December 14, 2022: I noticed a new bright spot in my vision, similar to a camera flash effect. The spot was about the size of a pencil eraser head, located SE of my central vision access. This is an area of my vision field that has not been compromised by my cavernoma/brain surgery/stroke. 

December 15, 2022: the bright spot remained the same size, but changed to squiggly black lines. in the following days the lines went away and were replaced with a smudge/blur blocking my vision within the spot. At this point, I decided to wait to see my eye doctor until after Christmas because 1) we were still recovering from the flu, and 2) if I was going to get bad news I just wanted to wait until after Christmas and enjoy the holidays with my family.

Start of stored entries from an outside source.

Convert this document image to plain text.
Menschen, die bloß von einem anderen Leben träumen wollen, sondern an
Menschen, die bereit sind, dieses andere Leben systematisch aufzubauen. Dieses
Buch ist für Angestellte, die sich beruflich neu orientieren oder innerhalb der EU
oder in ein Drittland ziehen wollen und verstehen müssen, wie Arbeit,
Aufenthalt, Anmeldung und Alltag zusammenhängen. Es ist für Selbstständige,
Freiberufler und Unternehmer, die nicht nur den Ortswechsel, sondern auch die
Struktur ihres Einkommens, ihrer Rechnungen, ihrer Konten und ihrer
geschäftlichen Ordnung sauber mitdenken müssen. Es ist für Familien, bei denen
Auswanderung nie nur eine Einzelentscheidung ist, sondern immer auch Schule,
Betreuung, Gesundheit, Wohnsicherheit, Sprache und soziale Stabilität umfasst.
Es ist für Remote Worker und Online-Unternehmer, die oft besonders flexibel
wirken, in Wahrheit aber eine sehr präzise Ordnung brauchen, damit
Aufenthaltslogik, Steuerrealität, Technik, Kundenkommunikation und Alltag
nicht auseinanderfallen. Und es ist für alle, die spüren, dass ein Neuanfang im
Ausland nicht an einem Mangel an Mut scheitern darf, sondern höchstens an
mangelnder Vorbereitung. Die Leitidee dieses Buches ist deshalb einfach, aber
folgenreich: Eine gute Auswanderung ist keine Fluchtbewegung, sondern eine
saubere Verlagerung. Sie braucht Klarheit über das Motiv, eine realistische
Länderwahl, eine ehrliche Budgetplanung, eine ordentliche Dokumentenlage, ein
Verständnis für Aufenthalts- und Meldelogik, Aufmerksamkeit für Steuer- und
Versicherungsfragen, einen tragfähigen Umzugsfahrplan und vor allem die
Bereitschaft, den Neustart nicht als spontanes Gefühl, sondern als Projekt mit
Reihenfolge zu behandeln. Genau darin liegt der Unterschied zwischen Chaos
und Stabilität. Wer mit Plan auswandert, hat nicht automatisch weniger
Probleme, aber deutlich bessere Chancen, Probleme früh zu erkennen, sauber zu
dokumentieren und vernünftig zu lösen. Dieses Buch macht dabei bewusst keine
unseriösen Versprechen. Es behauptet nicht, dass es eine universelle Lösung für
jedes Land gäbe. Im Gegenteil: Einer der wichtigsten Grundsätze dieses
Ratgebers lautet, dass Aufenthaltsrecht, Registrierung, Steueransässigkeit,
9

December 28, 2022: I went to see my eye doctor. This is the same doctor that helped with my prior cavernoma diagnosis. He was nervous for what we might find this time, given my previous history with vision loss led to the discovery of a vascular brain tumor. Thankfully the field vision test revealed the missing spot in my vision this time was limited to my right eye, which means this was almost certainly nothing to do with my brain. Further examination of my eyes revealed physical evidence of damage to my right eye retina. At this point, he gave me a temporary diagnoses of Posterior Vitreous Detachment and referred me to a retina specialist for further examination. 

January 10, 2023: Met with a retina specialist/optometrist at a clinic that is familiar to me due to my left eye cataract history. After scans and tests, the optometrist presented me with a different diagnosis: Acute Macular Neuroretinopathy (AMN). 

February 7, 2023: Follow-up appointment to confirm diagnosis, and check for improvement. Diagnosis was confirmed: I am the poster child for this rare, uncommon retina condition (this condition is apparently so rare that my optometrist intends to present it at an upcoming conference...lucky me?). While my retina damage showed improvement at this visit, unfortunately the paracentral scotoma in my vision field remains the same. I will continue with periodic follow-ups to track the healing of the retina and report on the paracentral scotoma, but we are not expecting much improve with my new missing vision spot. 

Retina damage improvement: top was early January, bottom was early February.

{ summary }
I had the flu, and my high fever caused very rare damage to the retina of my good eye, further complicating my overall vision. There is no treatment, and little-to-no evidence that the new missing vision will resolve even as the retina heals. Life will go on for me as normal, with a little less vision and a lot more belief that the Lord gives, and the Lord takes away. Blessed be the name of the Lord!